1995 brachte der Schweizer Wissenschaftler Claus Wedekind, der bestimmt so einen weißen Laborkittel aus einer Waschpulver-Werbung trägt, eine Gruppe Studentinnen zusammen und ließ sie an T-Shirts riechen, die von männlichen Studenten zwei Nächte lange getragen wurden (dabei durften diese kein Deo, kein Parfüm und keine Duftseife verwenden). Danach mussten die Studentinnen bewerten, wie sehr ihnen ein Duft gefällt.

Dann machte die Wissenschaft ihr Ding und es stellte sich heraus, dass alle Frauen Männer bevorzugten, deren MHC-Gene ungleich zu ihren waren. MHC-Gene stehen in Verbindung mit Krankheitsresistenz. Es schien, als wählten die Frauen unbewusst potenzielle Partner so aus, dass bei ihren zukünftigen Kinder die Gefahr einer Erkrankung an Malaria, Dengue-Fieber, Polio oder Typhus so gering wie möglich ist. Sie tauschten ihre Krankheitsimmunität quasi wie Panini-Bilder untereinander aus.

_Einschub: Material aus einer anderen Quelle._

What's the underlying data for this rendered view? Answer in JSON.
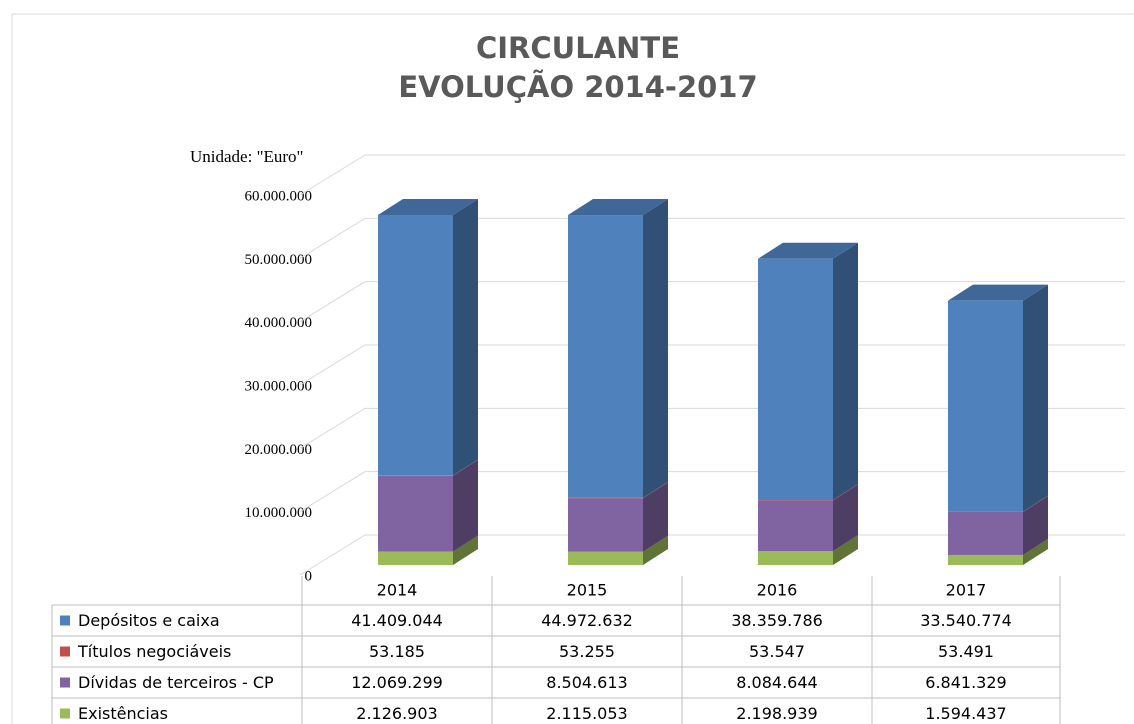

Es war ziemlich offensichtlich, dass Pray mit der Party, die in der Stories Bar in East London stattfand, aus diesem Experiment Geld schlagen wollte. Aber so was ist eben möglich in einer Welt, die so sehr nach neuen Dating-Möglichkeiten giert, dass man innerhalb von 12 Monaten von ‚Tinder' über ‚Smeeters' und ‚3nder' zu ‚Happn' kam. Europäische Großstädte liefern für das Ganze auch die perfekte Kulisse: sie alle sind im Grunde Auffangbecken für Millionen verzweifelte Singles zwischen 21 und 35, die ihre Lokalblogs eifrig auf der Suche nach irgendeiner neuen, bekloppten Beschäftigung durchsuchen.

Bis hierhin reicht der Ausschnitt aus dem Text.